Cha : Je voyais bien une ambiance un peu plus sombre et pesante sur le présent, et donc le noir & blanc me semblait assez logique. Ca soulignait le coté roman noir.

 

Pk. [à Cha] : Entre un combat de CM Punk sur une télé au second plan, la voiture immatriculée PCP, ou le tapis à la Shinning, Il y a pas mal de clins d’œil et références tout au long de l’album… Ils étaient prévus dès le départ, ou c’est des petit kiffs perso’ posés au hasard des longues heures devant ta table à dessin ?

Cha : Bah, c’est un peu comme si on tournait un film, tu vois : t’appelle tes potes pour faire un rôle de figuration derrière.
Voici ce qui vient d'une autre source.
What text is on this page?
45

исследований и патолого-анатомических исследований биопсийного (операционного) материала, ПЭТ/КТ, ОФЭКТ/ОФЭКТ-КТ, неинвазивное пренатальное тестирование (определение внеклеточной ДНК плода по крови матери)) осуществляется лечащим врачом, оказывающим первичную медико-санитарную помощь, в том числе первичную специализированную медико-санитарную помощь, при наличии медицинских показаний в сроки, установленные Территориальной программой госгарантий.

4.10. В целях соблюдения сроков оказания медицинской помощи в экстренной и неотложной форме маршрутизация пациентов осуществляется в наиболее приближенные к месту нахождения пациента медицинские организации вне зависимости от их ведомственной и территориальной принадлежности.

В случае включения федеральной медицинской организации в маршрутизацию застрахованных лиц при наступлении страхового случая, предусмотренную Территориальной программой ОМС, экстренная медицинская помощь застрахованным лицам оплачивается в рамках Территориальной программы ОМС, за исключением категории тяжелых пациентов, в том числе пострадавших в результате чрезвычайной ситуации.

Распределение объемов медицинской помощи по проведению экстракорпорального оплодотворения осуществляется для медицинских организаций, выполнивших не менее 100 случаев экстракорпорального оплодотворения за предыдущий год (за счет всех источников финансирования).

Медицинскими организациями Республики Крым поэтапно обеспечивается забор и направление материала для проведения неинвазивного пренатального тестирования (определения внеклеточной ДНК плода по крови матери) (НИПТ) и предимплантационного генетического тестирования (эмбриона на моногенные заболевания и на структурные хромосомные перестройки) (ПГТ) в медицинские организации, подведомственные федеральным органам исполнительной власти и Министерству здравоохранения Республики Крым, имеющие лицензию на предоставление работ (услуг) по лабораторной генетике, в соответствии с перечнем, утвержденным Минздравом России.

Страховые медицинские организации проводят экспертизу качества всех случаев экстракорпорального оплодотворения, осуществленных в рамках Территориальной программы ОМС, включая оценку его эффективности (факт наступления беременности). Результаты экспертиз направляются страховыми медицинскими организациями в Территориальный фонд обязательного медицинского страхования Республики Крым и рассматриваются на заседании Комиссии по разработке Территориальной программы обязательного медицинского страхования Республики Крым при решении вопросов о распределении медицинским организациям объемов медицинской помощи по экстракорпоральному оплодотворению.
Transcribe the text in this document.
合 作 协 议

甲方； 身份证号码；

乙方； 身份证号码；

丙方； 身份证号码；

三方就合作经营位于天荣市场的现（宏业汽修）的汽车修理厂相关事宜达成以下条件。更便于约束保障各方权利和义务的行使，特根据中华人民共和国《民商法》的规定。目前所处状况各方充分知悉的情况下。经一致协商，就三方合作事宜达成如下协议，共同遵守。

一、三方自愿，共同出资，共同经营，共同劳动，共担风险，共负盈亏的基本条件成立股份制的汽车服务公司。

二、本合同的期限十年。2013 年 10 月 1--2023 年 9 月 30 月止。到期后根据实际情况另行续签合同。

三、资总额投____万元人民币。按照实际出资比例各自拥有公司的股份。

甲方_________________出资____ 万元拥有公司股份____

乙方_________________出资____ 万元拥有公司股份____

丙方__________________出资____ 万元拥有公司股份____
Le dessin, c’est un peu le super-pouvoir du fayotage !

Pk. : En dernière page du bouquin, on a la bonne surprise de découvrir qu’un nouveau projet commun est déjà sur les rails, Un homme de goût… On peut en savoir un peu plus ?

ED. : Oui, un p’tit peu plus, mais on peut pas tout te dire !
A la suite de Pizza Roadtrip, on s’est dit qu’on aimerait bien rebosser ensemble, et moi, j’avais ce projet-là qui me travaillait depuis pas mal de temps. C’est toujours dans la veine polar noir, mais y a une petite dose de fantastique en plus. Ce sera peut-être un peu plus violent, aussi…

Cha : On en est vraiment qu’au tout début, là, mais on peut déjà voir quelques images que j’ai balancées sur le net…!

Pk. : Et à côté de ça, d’autres projets perso’ ?

Cha : C’est le problème du dessinateur : lui, en tant que scénariste, il peut se permettre de bosser sur plein de trucs en meme temps, alors que pour moi, c’est difficile de bosser sur plusieurs projets en parallèle… surtout que je suis de plus en plus lente ! Donc, je suis partie sur Un homme de goût, et je bosse à fond sur ça.
Après, j’ai d’autres idées en tête, quand même, mais je manque de temps.

ED. : Comme je le disais, j’ai peut-être la suite de En Mode rétro qui sortira un jour, et à part ça, j’ai un projet avec Julien Loïs qui sortira aux éditions Indeez, et qui parlera de la vie dans la favela de Rio. Sinon, je suis essentiellement sur des projets cinéma : j’écris des longs actuellement.

Pk. : En anim’ ou en film ?

Non, non, des films. Y en a un, c’est Lascars, qu’on verra peut-être un jour en live, et puis à côté, y a l’adaptation de Pizza Roadtrip au cinéma. Sur celui-là, c’est pas mal avancé : j’ai déjà un prod’ et tout. Ce sera réalisé par Sarah Marx, une copine à moi, pas très connue mais très talentueuse ! Si tout va bien, ça pourrait être tourné l’année prochaine.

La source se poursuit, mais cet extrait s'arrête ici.